Bonfire of the Humanities is a scholarly book. If you have not read "Who Killed Homer" first and some of the other books mentioned in it, you will not understand it as much. The book is a response to some critics of WKH and false allegations against a few authors. The book talks about the declined of classics being taught in school and the declined of western civilization. They warn of the dangerous of losing Western thought which have contributed to the freedoms that we have today. If the history of the Romans and western thought is lost then our capacity to defend the ideas of life, liberty and property will be greatly diminished. Individual freedom and responsibility are vanishing in America. A crime of an individual against another individual is now changed to commuting a crime against a whole group by race, religion, ethnicity, etc. This is causing group polarization were people identify themselves by their groups instead of as individuals. We need to turn back to the truth of individual accountability.The book skips from one author to another so it can be kinda scattered in that way.
D**N
More than just a re-valuing of the humanities, this ...
More than just a re-valuing of the humanities, this is also a much needed calling out of the PC/multiculturalist nonsense that has become so pervasive in academia.
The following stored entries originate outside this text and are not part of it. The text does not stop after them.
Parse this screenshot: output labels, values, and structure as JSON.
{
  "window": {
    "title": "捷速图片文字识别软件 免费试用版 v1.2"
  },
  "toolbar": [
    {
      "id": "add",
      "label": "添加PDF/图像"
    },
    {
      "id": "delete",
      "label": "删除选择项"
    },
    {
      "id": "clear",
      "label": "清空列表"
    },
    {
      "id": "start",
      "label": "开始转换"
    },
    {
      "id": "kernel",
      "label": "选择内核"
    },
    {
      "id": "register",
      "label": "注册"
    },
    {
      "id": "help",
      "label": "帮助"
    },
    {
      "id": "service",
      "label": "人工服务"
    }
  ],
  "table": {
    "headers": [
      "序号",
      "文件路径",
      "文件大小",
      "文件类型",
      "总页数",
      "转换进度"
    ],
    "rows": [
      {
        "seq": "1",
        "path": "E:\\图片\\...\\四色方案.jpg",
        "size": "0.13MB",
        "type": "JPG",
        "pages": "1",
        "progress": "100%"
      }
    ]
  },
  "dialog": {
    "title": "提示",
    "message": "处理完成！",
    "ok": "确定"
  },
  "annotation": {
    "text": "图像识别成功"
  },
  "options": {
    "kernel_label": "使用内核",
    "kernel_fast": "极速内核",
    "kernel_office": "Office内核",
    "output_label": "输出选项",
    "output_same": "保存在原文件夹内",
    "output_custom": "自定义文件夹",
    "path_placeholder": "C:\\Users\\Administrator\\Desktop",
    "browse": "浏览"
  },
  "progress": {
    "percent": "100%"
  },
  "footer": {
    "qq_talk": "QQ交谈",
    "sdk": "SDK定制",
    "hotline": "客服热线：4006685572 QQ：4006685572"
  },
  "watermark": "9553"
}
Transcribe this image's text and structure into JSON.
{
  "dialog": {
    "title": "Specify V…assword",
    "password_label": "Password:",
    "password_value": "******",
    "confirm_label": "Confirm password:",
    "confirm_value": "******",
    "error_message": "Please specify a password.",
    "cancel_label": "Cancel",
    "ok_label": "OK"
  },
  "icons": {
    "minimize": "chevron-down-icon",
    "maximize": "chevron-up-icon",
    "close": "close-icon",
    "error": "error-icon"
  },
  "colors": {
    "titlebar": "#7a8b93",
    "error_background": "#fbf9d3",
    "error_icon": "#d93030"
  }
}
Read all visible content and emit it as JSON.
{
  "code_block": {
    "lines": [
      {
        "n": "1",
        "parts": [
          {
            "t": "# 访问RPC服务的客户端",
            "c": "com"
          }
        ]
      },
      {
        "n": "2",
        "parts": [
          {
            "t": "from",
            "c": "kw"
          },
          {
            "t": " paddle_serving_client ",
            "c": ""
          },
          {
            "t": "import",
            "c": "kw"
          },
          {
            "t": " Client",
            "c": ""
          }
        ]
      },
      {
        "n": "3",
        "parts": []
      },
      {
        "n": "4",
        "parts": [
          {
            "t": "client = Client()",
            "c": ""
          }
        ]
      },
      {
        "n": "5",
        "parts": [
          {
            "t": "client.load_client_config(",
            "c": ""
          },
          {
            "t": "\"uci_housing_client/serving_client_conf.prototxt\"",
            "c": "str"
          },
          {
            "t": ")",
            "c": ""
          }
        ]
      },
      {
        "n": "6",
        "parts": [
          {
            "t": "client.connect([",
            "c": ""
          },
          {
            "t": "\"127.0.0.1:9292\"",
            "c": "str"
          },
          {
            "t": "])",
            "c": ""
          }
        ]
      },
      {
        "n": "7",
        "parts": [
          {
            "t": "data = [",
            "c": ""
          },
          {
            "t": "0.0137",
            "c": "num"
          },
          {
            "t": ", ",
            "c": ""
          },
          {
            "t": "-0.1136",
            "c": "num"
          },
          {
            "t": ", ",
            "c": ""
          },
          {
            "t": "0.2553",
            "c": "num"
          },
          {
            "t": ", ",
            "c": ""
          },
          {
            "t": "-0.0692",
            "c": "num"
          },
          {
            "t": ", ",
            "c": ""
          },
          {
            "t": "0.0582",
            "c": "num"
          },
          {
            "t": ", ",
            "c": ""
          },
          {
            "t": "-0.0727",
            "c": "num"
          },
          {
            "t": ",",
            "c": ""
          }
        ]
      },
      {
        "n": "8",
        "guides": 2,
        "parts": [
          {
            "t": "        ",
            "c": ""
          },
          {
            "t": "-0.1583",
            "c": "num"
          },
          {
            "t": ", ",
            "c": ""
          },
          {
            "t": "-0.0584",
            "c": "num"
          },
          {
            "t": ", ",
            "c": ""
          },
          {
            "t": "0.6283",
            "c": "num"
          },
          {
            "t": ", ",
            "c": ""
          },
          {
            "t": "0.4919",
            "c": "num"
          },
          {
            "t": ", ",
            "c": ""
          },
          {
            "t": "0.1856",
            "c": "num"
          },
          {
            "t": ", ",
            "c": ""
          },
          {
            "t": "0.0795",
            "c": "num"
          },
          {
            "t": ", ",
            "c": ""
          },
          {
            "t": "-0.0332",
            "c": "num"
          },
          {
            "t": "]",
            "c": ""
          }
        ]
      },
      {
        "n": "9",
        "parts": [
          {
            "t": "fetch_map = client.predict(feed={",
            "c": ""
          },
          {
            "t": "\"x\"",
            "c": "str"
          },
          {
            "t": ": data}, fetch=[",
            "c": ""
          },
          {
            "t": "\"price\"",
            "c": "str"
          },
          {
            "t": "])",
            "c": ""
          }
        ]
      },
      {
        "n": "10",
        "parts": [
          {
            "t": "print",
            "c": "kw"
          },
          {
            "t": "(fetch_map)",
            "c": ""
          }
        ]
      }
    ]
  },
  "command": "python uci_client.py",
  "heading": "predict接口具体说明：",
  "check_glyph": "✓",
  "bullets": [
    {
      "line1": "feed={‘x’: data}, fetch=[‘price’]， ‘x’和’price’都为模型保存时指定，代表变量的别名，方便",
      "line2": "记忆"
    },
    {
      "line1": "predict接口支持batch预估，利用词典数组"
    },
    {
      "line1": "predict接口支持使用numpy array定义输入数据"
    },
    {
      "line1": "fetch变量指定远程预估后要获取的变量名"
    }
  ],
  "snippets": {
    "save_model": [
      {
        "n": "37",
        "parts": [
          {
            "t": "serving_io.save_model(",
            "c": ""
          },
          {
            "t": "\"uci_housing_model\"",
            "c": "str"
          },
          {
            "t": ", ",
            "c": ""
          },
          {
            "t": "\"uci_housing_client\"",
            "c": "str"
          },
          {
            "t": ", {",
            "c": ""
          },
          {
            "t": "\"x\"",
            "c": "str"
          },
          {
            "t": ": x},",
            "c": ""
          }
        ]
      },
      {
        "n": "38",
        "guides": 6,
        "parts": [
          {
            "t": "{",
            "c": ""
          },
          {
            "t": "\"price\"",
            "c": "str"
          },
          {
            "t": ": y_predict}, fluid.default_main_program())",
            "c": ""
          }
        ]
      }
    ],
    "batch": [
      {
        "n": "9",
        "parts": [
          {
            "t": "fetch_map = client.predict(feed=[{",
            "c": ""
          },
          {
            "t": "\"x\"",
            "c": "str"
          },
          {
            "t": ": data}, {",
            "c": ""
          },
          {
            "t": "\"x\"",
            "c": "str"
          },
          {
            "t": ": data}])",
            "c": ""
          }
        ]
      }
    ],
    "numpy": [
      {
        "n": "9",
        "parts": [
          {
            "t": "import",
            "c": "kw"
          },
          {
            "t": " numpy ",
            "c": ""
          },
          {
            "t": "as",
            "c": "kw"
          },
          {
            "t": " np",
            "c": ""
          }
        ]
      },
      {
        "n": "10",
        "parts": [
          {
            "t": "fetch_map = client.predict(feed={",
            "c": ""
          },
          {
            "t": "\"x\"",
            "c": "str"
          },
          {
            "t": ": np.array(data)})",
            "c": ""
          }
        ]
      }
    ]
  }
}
Postmodernism wreaks of resentment and try as they might to rid themselves of "absolutes, "the postmodernists are stuck with the fact that, as Mr. Thornton observes, that in the pursuit of freedom, civil liberties and basic human dignity, "'the other' is become far more Western than the Westerner is becoming 'the other.'" The critiques of Judith Hallett and Martha Nussbaum are spot on. This is on par with Russell Jacoby's critique of multiculturalism in his book, "The End of Utopia."
L**Y
Great read
Make sense of the current social climate
J**D
I liked the authors' criticism of educationists' wallowing in jargon and ...
I liked the authors' criticism of educationists' wallowing in jargon and name-dropping. I did not like the authors' doing the same thing only slightly less deeply.